An irreverent and outspoken activist, Hurd has led noisy demonstrations in favor of mandatory IZ on the City Hall steps, through the lobby of the decidedly exclusive Orsini apartment complex, and on the vacant site of the next Orsini phase. She and her yellow-shirted cohorts show up at housing conferences and in City Council chambers. Inclusionary zoning is needed, she says, and only fair.
"Look at downtown," Hurd said outside a housing summit at UCLA. "Suddenly, everyone wants to live downtown. All these young white people want to be there instead of in the suburbs. They’re building all these new places, Medici, Orsini. Do you think any of us can afford to live there? These people" — she pointed to her companions in the yellow shirts — "they clean up after these rich people, they wash their cars and take care of their children. But when they go home, they don’t want us around. Now what would you call that? I don’t want to call it racist. But what would you call it?"
Housing was a major theme of the 2001 mayoral election as candidates parried over the wisdom of a $100 million trust fund to spur development of affordable units. James Hahn signed on, and when he was elected he started cobbling together funds from various sources. The $100 million mark hasn’t been hit, for the simple reason that the money is being spent the way it should — on affordable housing.
The fund is a crucial part of any affordable development. It’s hard to get a loan for pre-development costs like negotiating entitlements when banks don’t know if you will be blocked by City Hall red tape or angry neighbors. It’s even harder for affordable projects, which have a much smaller profit margin and little wiggle room. The fund helps projects jump that first hurdle.
But affordable-housing projects are going up without mandatory inclusionary zoning, and Hahn is skeptical of IZ. "He opposes what’s currently on the table," Deputy Mayor Renata Simril said. "He is worried that it sends the wrong message to the development community."
The mayor may have a point. Incentives (and soaring prices) have shaken up the housing market in L.A. In Hahn’s first year in office, the city issued permits for 5,635 new units. Last year it was 10,631. This year, Simril said, the city is on pace to give out 12,000. But of course, less than half of those will be offered below market rate.
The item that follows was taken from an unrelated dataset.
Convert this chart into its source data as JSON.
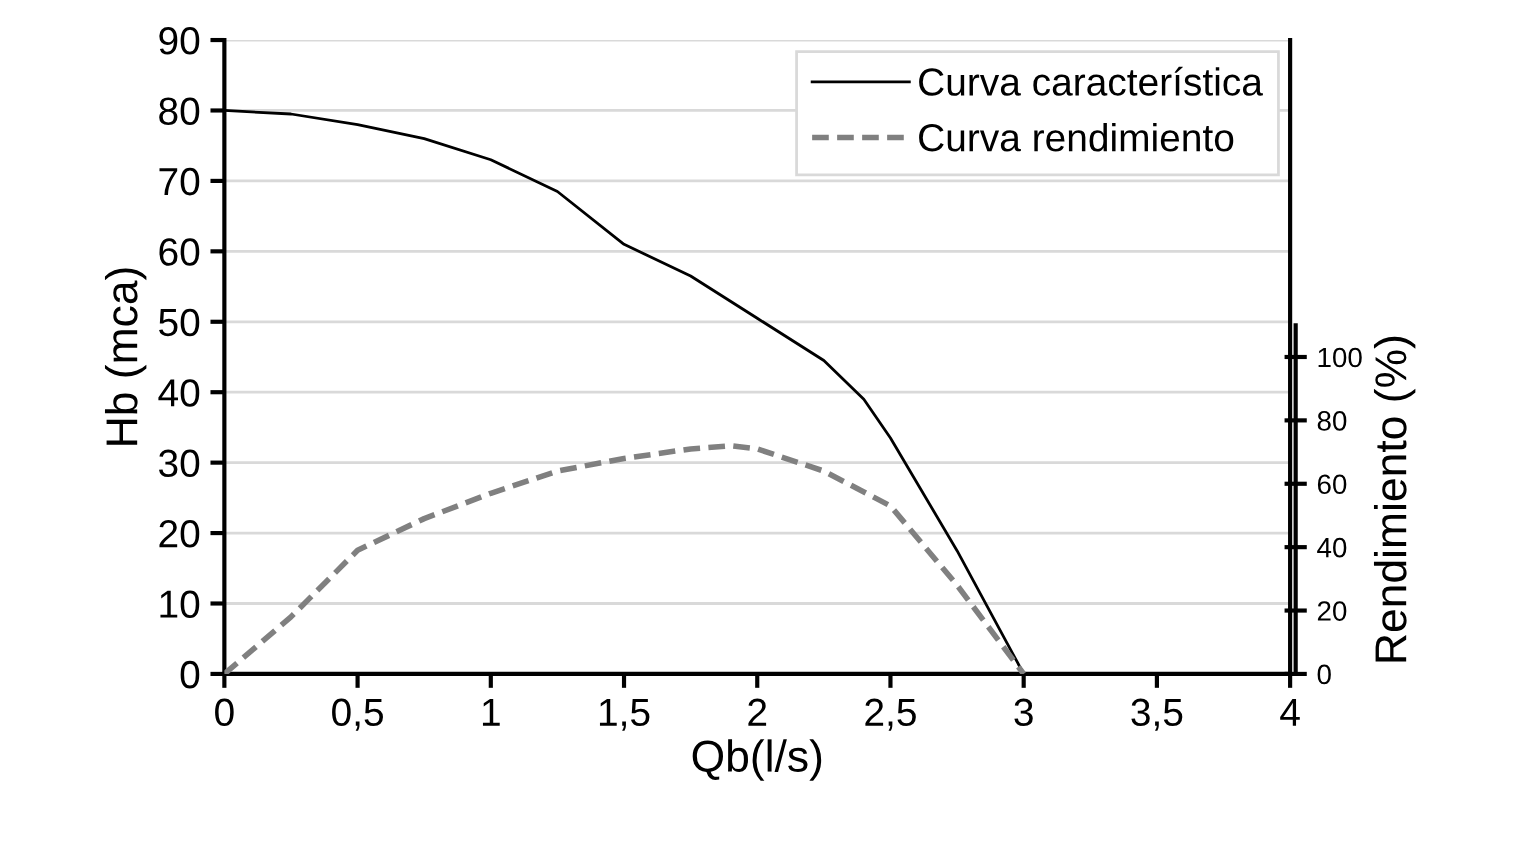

As the March elections grow closer, Reyes and Garcetti have had trouble getting the crucial eighth vote for success in the City Council. But intense negotiations are under way, and scuttlebutt around City Hall is that the motion promised nearly two years ago may come to the floor before Thanksgiving.
Will it satisfy Bon Bon Hurd and ACORN? It can’t possibly. Not if it makes enough compromises to get the business lobby, and the council members it supports, onboard. It will be a start, though, and, perhaps most important, a product of an unprecedented civic conversation about the landscape of the future.